Mr Justice Baker considered paragraphs 5.31 to 5.33 of the Mental Capacity Act Code of Practice in detail alongside the treating hospital’s balance sheet of considerations both for and against proceeding with medical treatment of the tumour. The balance sheet was strongly weighted in favour of declining medical treatment, as follows: –
- The tumour could not be cured;
- The treatment would be exceptionally difficult for R to endure alongside his mental health problems;
- R was unlikely to cooperate with the pre-and post-operative treatment such as radiotherapy, making it difficult to implement that course of treatment, with the likely need to apply force or physical restraint to ensure compliance with the treatment;
- The surgery itself carried risks and may have diminished R’s quality of life;
- R indicated that he did not want treatment (although he was inconsistent about his wishes and feelings in that regard).
The Court of Protection weighed up the significant adverse effects that were anticipated in subjecting R to treatment (in particular the chemotherapy and radiotherapy) against the fact that R would never be cured, albeit his life extended for a period.
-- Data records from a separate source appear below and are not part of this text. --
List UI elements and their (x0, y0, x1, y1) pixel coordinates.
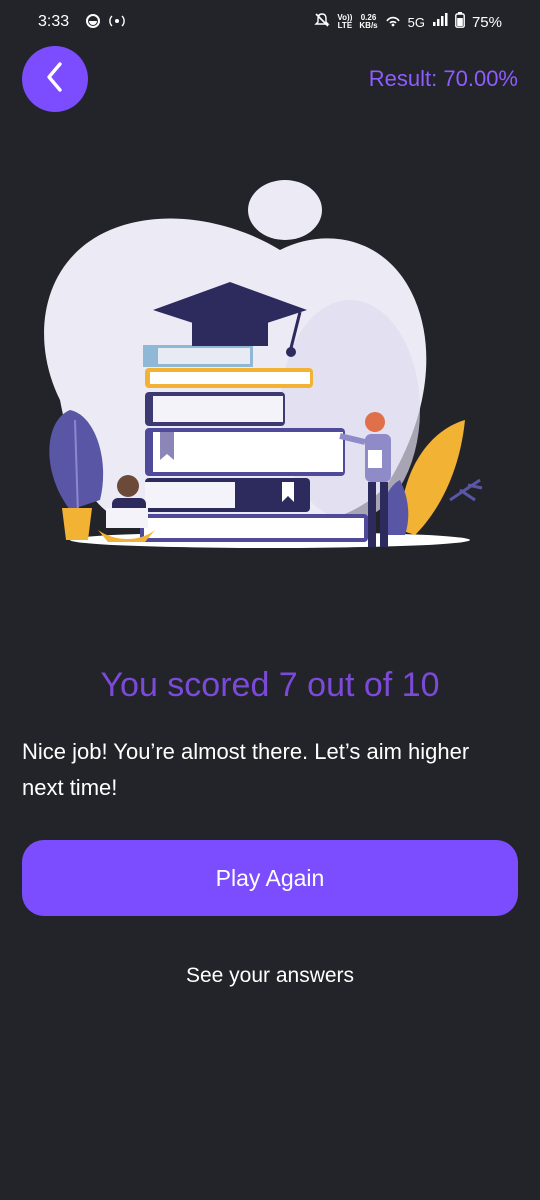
network-speed: 0.26 KB/s (359, 14, 377, 30)
network-type: 5G (407, 14, 425, 30)
mute-notifications-icon (314, 12, 331, 32)
battery-percent: 75% (471, 13, 502, 31)
wifi-calling-icon (385, 13, 401, 31)
volte-bottom: LTE (337, 21, 353, 30)
network-speed-unit: KB/s (359, 21, 378, 30)
status-bar: 3:33 Vo)) LTE 0.26 KB/s 5G 75% (0, 0, 540, 46)
battery-icon (455, 12, 465, 32)
score-title: You scored 7 out of 10 (100, 666, 440, 704)
result-label: Result: 70.00% (368, 66, 518, 91)
chevron-left-icon (41, 60, 69, 99)
back-button[interactable] (22, 46, 88, 112)
signal-icon (432, 13, 448, 31)
screen-record-icon (86, 14, 100, 33)
status-right-icons: Vo)) LTE 0.26 KB/s 5G 75% (314, 12, 502, 32)
score-message: Nice job! You’re almost there. Let’s aim… (22, 739, 470, 800)
graduation-books-illustration (20, 170, 520, 570)
status-time: 3:33 (38, 13, 70, 30)
hotspot-icon (108, 14, 126, 33)
status-left-icons (86, 14, 126, 33)
play-again-button[interactable]: Play Again (22, 840, 518, 916)
volte-indicator: Vo)) LTE (337, 14, 352, 30)
play-again-label: Play Again (215, 864, 325, 891)
see-answers-link[interactable]: See your answers (0, 964, 540, 988)
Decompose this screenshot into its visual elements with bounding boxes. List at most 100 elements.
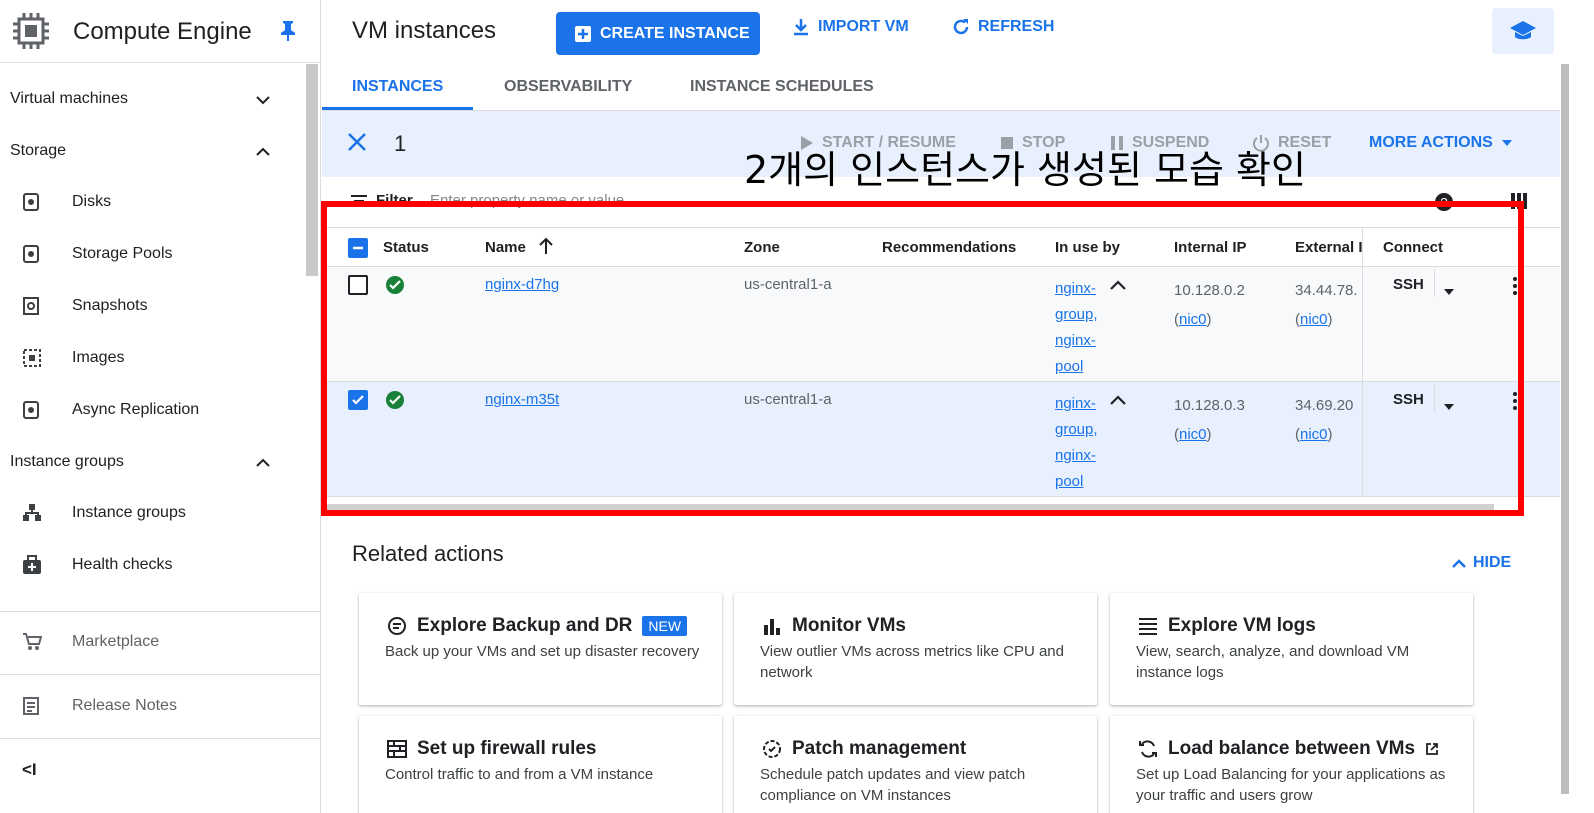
health-check-icon (22, 555, 42, 580)
image-icon (22, 348, 42, 373)
related-actions-title: Related actions (352, 541, 504, 566)
page-scrollbar-thumb[interactable] (1561, 64, 1569, 794)
section-virtual-machines[interactable]: Virtual machines (10, 90, 128, 108)
page-title: VM instances (352, 17, 497, 44)
sidebar-item-disks[interactable]: Disks (0, 182, 305, 222)
hide-label: HIDE (1473, 554, 1512, 571)
sidebar-item-label: Disks (72, 193, 112, 210)
card-firewall-rules[interactable]: Set up firewall rules Control traffic to… (359, 716, 722, 813)
sidebar-item-label: Health checks (72, 556, 173, 573)
sidebar-scrollbar[interactable] (306, 64, 318, 276)
card-title: Monitor VMs (792, 615, 906, 636)
card-title: Patch management (792, 738, 967, 759)
card-description: Schedule patch updates and view patch co… (760, 766, 1026, 804)
create-instance-button[interactable]: CREATE INSTANCE (556, 12, 760, 55)
active-tab-indicator (322, 107, 473, 110)
disk-icon (22, 244, 40, 269)
card-monitor-vms[interactable]: Monitor VMs View outlier VMs across metr… (734, 593, 1097, 705)
sidebar-item-storage-pools[interactable]: Storage Pools (0, 234, 305, 274)
sidebar: Compute Engine Virtual machines Storage … (0, 0, 321, 813)
card-title: Explore VM logs (1168, 615, 1316, 636)
section-storage[interactable]: Storage (10, 142, 66, 160)
card-description: Back up your VMs and set up disaster rec… (385, 643, 700, 660)
card-description: View, search, analyze, and download VM i… (1136, 643, 1410, 681)
card-description: Control traffic to and from a VM instanc… (385, 766, 654, 783)
download-icon (794, 19, 808, 36)
page-scrollbar[interactable] (1561, 64, 1569, 794)
section-instance-groups[interactable]: Instance groups (10, 453, 124, 471)
divider (0, 674, 321, 675)
card-load-balance[interactable]: Load balance between VMs Set up Load Bal… (1110, 716, 1473, 813)
compute-chip-icon (12, 12, 50, 55)
tab-bar: INSTANCES OBSERVABILITY INSTANCE SCHEDUL… (322, 64, 1560, 111)
annotation-text: 2개의 인스턴스가 생성된 모습 확인 (744, 148, 1306, 192)
close-icon[interactable] (346, 131, 368, 158)
card-explore-vm-logs[interactable]: Explore VM logs View, search, analyze, a… (1110, 593, 1473, 705)
refresh-label: REFRESH (978, 18, 1055, 35)
divider (0, 611, 321, 612)
header: VM instances CREATE INSTANCE IMPORT VM R… (322, 0, 1594, 63)
sidebar-item-images[interactable]: Images (0, 338, 305, 378)
add-box-icon (575, 25, 591, 42)
collapse-sidebar-icon[interactable]: <I (22, 760, 37, 780)
patch-icon (763, 740, 781, 758)
sidebar-item-label: Release Notes (72, 697, 177, 714)
create-instance-label: CREATE INSTANCE (600, 24, 750, 42)
card-description: Set up Load Balancing for your applicati… (1136, 766, 1446, 804)
product-title: Compute Engine (73, 18, 252, 45)
card-description: View outlier VMs across metrics like CPU… (760, 643, 1064, 681)
sidebar-item-async-replication[interactable]: Async Replication (0, 390, 305, 430)
disk-icon (22, 400, 40, 425)
chevron-down-icon[interactable] (255, 92, 271, 113)
tab-observability[interactable]: OBSERVABILITY (504, 78, 632, 96)
learn-button[interactable] (1492, 8, 1554, 54)
snapshot-icon (22, 296, 40, 321)
release-notes-icon (22, 696, 42, 721)
chevron-up-icon[interactable] (255, 455, 271, 476)
new-badge: NEW (642, 616, 688, 636)
sidebar-item-label: Snapshots (72, 297, 148, 314)
card-patch-management[interactable]: Patch management Schedule patch updates … (734, 716, 1097, 813)
chevron-up-icon (1452, 559, 1466, 568)
cart-icon (22, 632, 43, 657)
firewall-icon (387, 740, 407, 758)
sidebar-item-health-checks[interactable]: Health checks (0, 545, 305, 585)
import-vm-button[interactable]: IMPORT VM (792, 18, 909, 36)
logs-icon (1139, 618, 1157, 635)
refresh-icon (953, 19, 969, 35)
instance-groups-icon (22, 503, 42, 528)
chevron-up-icon[interactable] (255, 144, 271, 165)
bar-chart-icon (764, 619, 780, 635)
disk-icon (22, 192, 40, 217)
import-vm-label: IMPORT VM (818, 18, 909, 35)
school-icon (1510, 21, 1536, 40)
tab-instance-schedules[interactable]: INSTANCE SCHEDULES (690, 78, 874, 96)
sidebar-item-label: Images (72, 349, 125, 366)
divider (0, 738, 321, 739)
sidebar-header: Compute Engine (0, 0, 320, 63)
caret-down-icon (1501, 140, 1512, 146)
sidebar-item-label: Storage Pools (72, 245, 173, 262)
sidebar-item-label: Instance groups (72, 504, 186, 521)
more-actions-label: MORE ACTIONS (1369, 134, 1493, 151)
refresh-button[interactable]: REFRESH (952, 18, 1054, 36)
external-link-icon (1426, 743, 1438, 755)
card-backup-dr[interactable]: Explore Backup and DR NEW Back up your V… (359, 593, 722, 705)
sidebar-item-instance-groups[interactable]: Instance groups (0, 493, 305, 533)
more-actions-button[interactable]: MORE ACTIONS (1369, 134, 1513, 152)
load-balance-icon (1139, 740, 1157, 758)
highlight-box (321, 201, 1524, 516)
pin-icon[interactable] (280, 20, 296, 47)
sidebar-item-release-notes[interactable]: Release Notes (0, 686, 305, 726)
backup-icon (388, 617, 406, 635)
tab-instances[interactable]: INSTANCES (352, 78, 443, 96)
card-title: Load balance between VMs (1168, 738, 1416, 759)
sidebar-item-snapshots[interactable]: Snapshots (0, 286, 305, 326)
sidebar-item-marketplace[interactable]: Marketplace (0, 622, 305, 662)
sidebar-item-label: Marketplace (72, 633, 160, 650)
hide-button[interactable]: HIDE (1451, 554, 1511, 572)
selected-count: 1 (394, 131, 407, 156)
card-title: Explore Backup and DR (417, 615, 633, 636)
sidebar-item-label: Async Replication (72, 401, 200, 418)
card-title: Set up firewall rules (417, 738, 597, 759)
It was ultimately decided that it was “lawful and in R’s best interests not to undergo surgery and/or radiotherapy and/or chemotherapy and that he provided with palliative care only”.
Whilst the starting point is often that life sustaining treatment should be given, that is not absolute. The Court of Protection will declare that it is not in a person’s best interest to receive treatment if the facts of the case suggest that that is the indicated solution. The Court of Protection will consider “welfare in the widest sense…the nature of the medical treatment in question, what it involves…its prospects of success [and] what the outcome of that treatment for the patient is likely to be” when making decision in these most serious of cases.